Oliver Niesen„Cat Ballou“-Frontman kurz vor einem Nervenzusammenbruch

Lesezeit 6 Minuten
Blick über den Rhein: Von der Deutzer Brücke aus genießt Oliver Niesen das Köln-Panorama.

Blick über den Rhein: Von der Deutzer Brücke aus genießt Oliver Niesen das Köln-Panorama.

Deutz – Er besingt nicht nur den Dom, sondern auch sein Veedel: Oliver Niesen, Sänger der Kölschpop-Band Cat Ballou, ist in Deutz zu Hause. Er ist gern auf der Schäl Sick und bewundert von dort aus das Wahrzeichen Kölns. Vom Ebertplatz ist er 2010 nach Deutz gezogen und hat den Stadtteil mittlerweile lieben gelernt.

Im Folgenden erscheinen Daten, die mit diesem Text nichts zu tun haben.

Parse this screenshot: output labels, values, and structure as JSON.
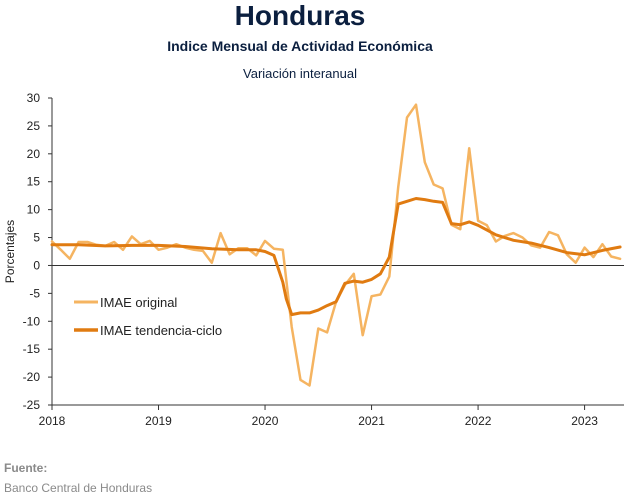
{
  "header": {
    "title": "Honduras",
    "subtitle": "Indice Mensual de  Actividad Económica",
    "subtitle2": "Variación interanual"
  },
  "source": {
    "label": "Fuente:",
    "text": "Banco Central de Honduras"
  },
  "chart_data": {
    "type": "line",
    "title": "Honduras",
    "subtitle": "Indice Mensual de  Actividad Económica — Variación interanual",
    "ylabel": "Porcentajes",
    "xlabel": "",
    "ylim": [
      -25,
      30
    ],
    "yticks": [
      30,
      25,
      20,
      15,
      10,
      5,
      0,
      -5,
      -10,
      -15,
      -20,
      -25
    ],
    "xlim": [
      2018.0,
      2023.37
    ],
    "xticks": [
      2018,
      2019,
      2020,
      2021,
      2022,
      2023
    ],
    "grid": false,
    "legend_position": "left-middle",
    "series": [
      {
        "name": "IMAE original",
        "color": "#f5b461",
        "x": [
          2018.0,
          2018.083,
          2018.167,
          2018.25,
          2018.333,
          2018.417,
          2018.5,
          2018.583,
          2018.667,
          2018.75,
          2018.833,
          2018.917,
          2019.0,
          2019.083,
          2019.167,
          2019.25,
          2019.333,
          2019.417,
          2019.5,
          2019.583,
          2019.667,
          2019.75,
          2019.833,
          2019.917,
          2020.0,
          2020.083,
          2020.167,
          2020.25,
          2020.333,
          2020.417,
          2020.5,
          2020.583,
          2020.667,
          2020.75,
          2020.833,
          2020.917,
          2021.0,
          2021.083,
          2021.167,
          2021.25,
          2021.333,
          2021.417,
          2021.5,
          2021.583,
          2021.667,
          2021.75,
          2021.833,
          2021.917,
          2022.0,
          2022.083,
          2022.167,
          2022.25,
          2022.333,
          2022.417,
          2022.5,
          2022.583,
          2022.667,
          2022.75,
          2022.833,
          2022.917,
          2023.0,
          2023.083,
          2023.167,
          2023.25,
          2023.333
        ],
        "values": [
          4.3,
          2.8,
          1.2,
          4.2,
          4.2,
          3.7,
          3.5,
          4.2,
          2.8,
          5.2,
          3.8,
          4.4,
          2.8,
          3.2,
          3.8,
          3.2,
          2.8,
          2.6,
          0.5,
          5.8,
          2.0,
          3.1,
          3.1,
          1.8,
          4.4,
          3.0,
          2.8,
          -11.0,
          -20.5,
          -21.5,
          -11.3,
          -12.0,
          -6.5,
          -3.5,
          -1.5,
          -12.5,
          -5.5,
          -5.2,
          -2.0,
          14.0,
          26.5,
          28.8,
          18.5,
          14.5,
          13.8,
          7.3,
          6.5,
          21.0,
          8.0,
          7.2,
          4.3,
          5.3,
          5.8,
          5.0,
          3.6,
          3.2,
          6.0,
          5.4,
          2.0,
          0.5,
          3.2,
          1.5,
          3.8,
          1.6,
          1.2
        ]
      },
      {
        "name": "IMAE tendencia-ciclo",
        "color": "#e07b11",
        "x": [
          2018.0,
          2018.25,
          2018.5,
          2018.75,
          2019.0,
          2019.25,
          2019.5,
          2019.75,
          2019.917,
          2020.0,
          2020.083,
          2020.167,
          2020.2,
          2020.25,
          2020.333,
          2020.417,
          2020.5,
          2020.583,
          2020.667,
          2020.75,
          2020.833,
          2020.917,
          2021.0,
          2021.083,
          2021.167,
          2021.25,
          2021.333,
          2021.417,
          2021.5,
          2021.583,
          2021.667,
          2021.75,
          2021.833,
          2021.917,
          2022.0,
          2022.167,
          2022.333,
          2022.5,
          2022.667,
          2022.833,
          2023.0,
          2023.167,
          2023.333
        ],
        "values": [
          3.7,
          3.7,
          3.5,
          3.6,
          3.6,
          3.4,
          3.0,
          2.8,
          2.8,
          2.5,
          1.8,
          -3.0,
          -6.0,
          -8.8,
          -8.5,
          -8.5,
          -8.0,
          -7.2,
          -6.5,
          -3.2,
          -2.8,
          -3.0,
          -2.5,
          -1.5,
          1.5,
          11.0,
          11.5,
          12.0,
          11.8,
          11.5,
          11.3,
          7.5,
          7.3,
          7.8,
          7.2,
          5.5,
          4.5,
          4.0,
          3.2,
          2.3,
          1.9,
          2.7,
          3.3
        ]
      }
    ]
  }
}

Haben Ihre Kinder Lust auf ein exklusives Schulkonzert mit Cat Ballou? Klassen können sich mit einem selbst gedrehten Nachrichtenvideo bewerben. Wie es geht, können Sie oder ihre Kinder auf unserer Kinderseite nachlesen http://kinder.ksta.de/band. (rei)

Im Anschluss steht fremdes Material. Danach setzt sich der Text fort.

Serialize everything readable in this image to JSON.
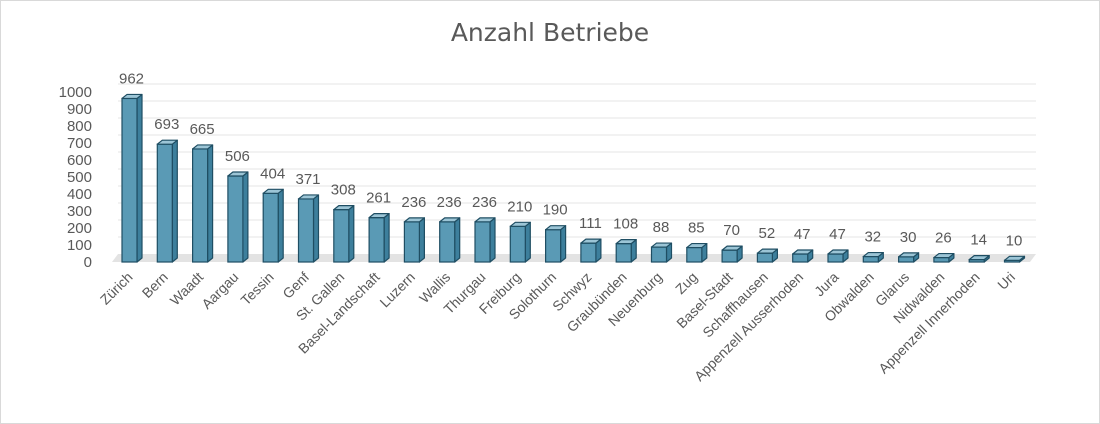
{
  "chart_data": {
    "type": "bar",
    "title": "Anzahl Betriebe",
    "xlabel": "",
    "ylabel": "",
    "ylim": [
      0,
      1000
    ],
    "yticks": [
      0,
      100,
      200,
      300,
      400,
      500,
      600,
      700,
      800,
      900,
      1000
    ],
    "grid": true,
    "legend": "none",
    "bar_color": "#5a9ab5",
    "bar_top_color": "#9cc5d6",
    "bar_side_color": "#3d7f9c",
    "outline_color": "#1f4e63",
    "categories": [
      "Zürich",
      "Bern",
      "Waadt",
      "Aargau",
      "Tessin",
      "Genf",
      "St. Gallen",
      "Basel-Landschaft",
      "Luzern",
      "Wallis",
      "Thurgau",
      "Freiburg",
      "Solothurn",
      "Schwyz",
      "Graubünden",
      "Neuenburg",
      "Zug",
      "Basel-Stadt",
      "Schaffhausen",
      "Appenzell Ausserhoden",
      "Jura",
      "Obwalden",
      "Glarus",
      "Nidwalden",
      "Appenzell Innerhoden",
      "Uri"
    ],
    "values": [
      962,
      693,
      665,
      506,
      404,
      371,
      308,
      261,
      236,
      236,
      236,
      210,
      190,
      111,
      108,
      88,
      85,
      70,
      52,
      47,
      47,
      32,
      30,
      26,
      14,
      10
    ]
  }
}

„Es ist noch ein wenig wie in der Vorstadt, aber trotzdem alles gut zu erreichen“, beschreibt Niesen. Das Rheinufer, Einkaufsmöglichkeiten, Cafés und Kneipen: „Es ist alles da, nur eben nicht ganz so hip wie in Ehrenfeld. Aber ich fühle mich wohl.“ Die Verkehrsverbindung in die Bergisch Gladbacher Heimat und den dortigen Probenraum sei ebenfalls gut.

Brötchen und Kaffee

In der Mathildenstraße, einem Abzweig der Deutzer Freiheit, gönnt sich der Sänger in der „Villa Mathilde“ gern ein Sonntagsfrühstück mit seiner Freundin. Heute um zehn Uhr hat das Café leider noch geschlossen – die Kaffeemaschine ist noch nicht heiß.

„Ich bin in solchen Sachen eigentlich sehr genügsam. Ich brauche nicht viel außer einem Brötchen und einem guten Kaffee“, sagt der 29-Jährige. Außerdem gebe es in Deutz gar nicht so viel Auswahl. „In der Villa Mathilde ist es sehr gemütlich, mit Sofas“, sagt Niesen. „Wenn mal nichts im Kühlschrank ist, bekomme ich hier alles.“

Seinen schwarzen Kaffee trinkt er an diesem Morgen dann eben in der „Kaffeebar“. Mitten auf der Deutzer Freiheit genießt er seinen morgendlichen Wachmacher.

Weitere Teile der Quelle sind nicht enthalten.